Every human heart is broken. Only as we age do we really understand this fully, well, truly, and appreciate the beauty in it. We take the time to contemplate all our regrets. The failed relationships, the broken marriages, the lost loved ones. The ways in which our lives didn’t work out. Through this process, and only through this process, do we understand the universality of human suffering. The inescapability of it. The follies of the lesser sins of egotism, narcissism, selfishness. The destructive power of the greater ones, of vanity, greed, and hatred. And through our broken hearts shines the light of creation itself, in this way, embracing all, in the spirit of love and truth and goodness.

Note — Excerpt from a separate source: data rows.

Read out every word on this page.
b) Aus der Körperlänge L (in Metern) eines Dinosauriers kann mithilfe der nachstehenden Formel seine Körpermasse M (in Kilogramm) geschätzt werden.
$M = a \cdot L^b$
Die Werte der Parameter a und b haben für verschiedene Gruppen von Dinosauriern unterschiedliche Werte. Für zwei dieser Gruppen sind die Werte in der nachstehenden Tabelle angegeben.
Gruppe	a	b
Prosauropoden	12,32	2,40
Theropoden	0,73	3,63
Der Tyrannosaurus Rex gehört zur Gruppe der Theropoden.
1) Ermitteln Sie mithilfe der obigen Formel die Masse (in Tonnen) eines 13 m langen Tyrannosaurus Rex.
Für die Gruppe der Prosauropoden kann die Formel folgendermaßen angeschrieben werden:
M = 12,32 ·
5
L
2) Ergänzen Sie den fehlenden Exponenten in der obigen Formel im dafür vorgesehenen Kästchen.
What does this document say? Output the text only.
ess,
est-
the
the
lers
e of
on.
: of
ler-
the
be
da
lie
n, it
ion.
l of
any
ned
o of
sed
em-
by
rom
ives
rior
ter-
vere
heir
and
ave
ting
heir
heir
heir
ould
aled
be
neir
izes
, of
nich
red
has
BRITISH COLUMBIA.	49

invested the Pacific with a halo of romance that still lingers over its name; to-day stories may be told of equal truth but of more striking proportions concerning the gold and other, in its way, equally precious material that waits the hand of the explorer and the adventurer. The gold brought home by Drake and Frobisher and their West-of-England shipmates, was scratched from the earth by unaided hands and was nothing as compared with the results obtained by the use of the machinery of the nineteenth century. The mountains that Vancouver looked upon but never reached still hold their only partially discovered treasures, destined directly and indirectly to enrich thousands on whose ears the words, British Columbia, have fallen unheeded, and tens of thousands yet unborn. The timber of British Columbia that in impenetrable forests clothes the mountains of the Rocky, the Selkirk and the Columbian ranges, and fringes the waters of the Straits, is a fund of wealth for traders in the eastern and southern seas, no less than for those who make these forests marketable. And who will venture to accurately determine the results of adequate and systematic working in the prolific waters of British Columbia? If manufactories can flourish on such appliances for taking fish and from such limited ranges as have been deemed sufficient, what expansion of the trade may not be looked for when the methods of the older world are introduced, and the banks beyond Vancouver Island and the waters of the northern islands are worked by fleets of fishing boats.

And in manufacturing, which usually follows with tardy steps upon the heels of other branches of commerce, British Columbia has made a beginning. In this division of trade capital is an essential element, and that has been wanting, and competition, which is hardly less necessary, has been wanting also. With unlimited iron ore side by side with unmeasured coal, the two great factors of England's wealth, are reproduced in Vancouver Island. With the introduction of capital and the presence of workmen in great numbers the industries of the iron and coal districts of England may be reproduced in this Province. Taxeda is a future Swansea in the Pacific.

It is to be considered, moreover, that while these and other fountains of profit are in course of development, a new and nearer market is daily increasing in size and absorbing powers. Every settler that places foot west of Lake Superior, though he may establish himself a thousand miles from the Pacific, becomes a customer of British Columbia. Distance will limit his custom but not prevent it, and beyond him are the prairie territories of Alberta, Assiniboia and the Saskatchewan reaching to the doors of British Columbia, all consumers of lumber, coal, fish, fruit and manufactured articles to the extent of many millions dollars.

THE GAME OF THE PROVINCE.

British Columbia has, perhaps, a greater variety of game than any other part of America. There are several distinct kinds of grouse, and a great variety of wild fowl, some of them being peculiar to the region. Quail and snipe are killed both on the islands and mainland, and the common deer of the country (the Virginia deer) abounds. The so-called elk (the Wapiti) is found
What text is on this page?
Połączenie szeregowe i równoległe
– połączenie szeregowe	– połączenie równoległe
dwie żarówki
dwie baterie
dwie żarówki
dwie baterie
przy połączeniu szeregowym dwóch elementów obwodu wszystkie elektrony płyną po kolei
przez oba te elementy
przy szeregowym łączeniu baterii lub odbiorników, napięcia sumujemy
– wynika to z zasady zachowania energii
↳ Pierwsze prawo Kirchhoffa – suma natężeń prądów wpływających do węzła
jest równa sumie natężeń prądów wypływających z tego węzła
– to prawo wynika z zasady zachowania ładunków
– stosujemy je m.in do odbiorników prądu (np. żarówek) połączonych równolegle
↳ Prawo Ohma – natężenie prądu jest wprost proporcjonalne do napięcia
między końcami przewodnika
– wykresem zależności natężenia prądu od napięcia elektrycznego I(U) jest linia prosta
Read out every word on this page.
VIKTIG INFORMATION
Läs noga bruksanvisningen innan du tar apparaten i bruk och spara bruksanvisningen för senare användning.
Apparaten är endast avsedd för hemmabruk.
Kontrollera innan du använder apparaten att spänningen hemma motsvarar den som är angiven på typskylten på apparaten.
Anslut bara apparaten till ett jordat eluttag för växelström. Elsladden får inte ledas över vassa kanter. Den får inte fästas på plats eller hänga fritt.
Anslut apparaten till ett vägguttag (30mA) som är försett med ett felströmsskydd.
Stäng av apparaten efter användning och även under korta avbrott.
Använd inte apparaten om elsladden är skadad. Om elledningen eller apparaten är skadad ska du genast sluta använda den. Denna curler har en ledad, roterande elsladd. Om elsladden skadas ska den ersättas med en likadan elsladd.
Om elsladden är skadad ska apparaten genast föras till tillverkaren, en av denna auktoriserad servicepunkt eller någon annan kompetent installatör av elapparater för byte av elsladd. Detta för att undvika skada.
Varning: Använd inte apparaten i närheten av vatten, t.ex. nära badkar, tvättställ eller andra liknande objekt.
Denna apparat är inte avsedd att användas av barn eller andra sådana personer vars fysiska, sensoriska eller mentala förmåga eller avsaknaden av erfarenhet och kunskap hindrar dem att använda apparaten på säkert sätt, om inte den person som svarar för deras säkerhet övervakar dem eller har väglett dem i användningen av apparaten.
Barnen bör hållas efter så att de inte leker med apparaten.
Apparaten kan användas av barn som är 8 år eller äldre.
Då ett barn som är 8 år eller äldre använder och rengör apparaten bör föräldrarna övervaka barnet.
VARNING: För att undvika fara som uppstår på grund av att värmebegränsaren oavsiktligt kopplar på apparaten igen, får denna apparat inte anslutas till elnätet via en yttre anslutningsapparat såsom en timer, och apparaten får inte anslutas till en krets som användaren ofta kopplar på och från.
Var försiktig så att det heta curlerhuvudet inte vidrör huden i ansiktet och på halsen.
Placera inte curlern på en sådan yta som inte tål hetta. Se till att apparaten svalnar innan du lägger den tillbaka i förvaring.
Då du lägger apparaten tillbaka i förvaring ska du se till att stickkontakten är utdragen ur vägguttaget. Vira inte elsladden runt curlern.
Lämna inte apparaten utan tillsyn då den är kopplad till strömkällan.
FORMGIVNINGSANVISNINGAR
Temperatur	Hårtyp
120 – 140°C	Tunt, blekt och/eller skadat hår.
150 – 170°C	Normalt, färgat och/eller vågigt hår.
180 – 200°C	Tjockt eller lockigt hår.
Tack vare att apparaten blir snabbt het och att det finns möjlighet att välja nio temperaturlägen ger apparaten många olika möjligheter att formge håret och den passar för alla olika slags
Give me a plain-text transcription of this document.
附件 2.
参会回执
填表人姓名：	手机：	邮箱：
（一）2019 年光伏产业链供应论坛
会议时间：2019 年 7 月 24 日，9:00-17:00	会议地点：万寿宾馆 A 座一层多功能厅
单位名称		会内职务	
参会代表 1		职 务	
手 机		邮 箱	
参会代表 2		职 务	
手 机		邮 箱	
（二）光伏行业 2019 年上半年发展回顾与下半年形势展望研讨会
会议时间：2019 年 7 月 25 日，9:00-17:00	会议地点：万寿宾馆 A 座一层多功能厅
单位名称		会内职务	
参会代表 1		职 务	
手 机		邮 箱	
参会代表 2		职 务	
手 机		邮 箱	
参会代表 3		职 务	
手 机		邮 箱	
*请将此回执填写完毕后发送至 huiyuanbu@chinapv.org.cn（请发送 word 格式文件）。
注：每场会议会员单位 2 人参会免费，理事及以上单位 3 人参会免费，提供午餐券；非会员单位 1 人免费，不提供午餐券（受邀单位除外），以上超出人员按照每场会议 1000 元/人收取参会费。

Age doesn’t equal maturity. Trump is old, but he’s a man-child, who never matured. Biden? He remains the problematic figure that perhaps he was destined to be. Count that against him if you must. But what’s certain is that a lapse in memory here or there is no mark against maturity. The human heart, like the mind, comes to be full, as it ages. Full of so much. Regret, remorse, mistakes, misjudgments, could-have-beens. Maturity transforms that lead into gold. Through this pain the ego surrenders itself to the universal, and in that precise instant, love is born. The highest kind. Not just that of the mother for the newborn. But that of the first mother and father, for all the children who ever were.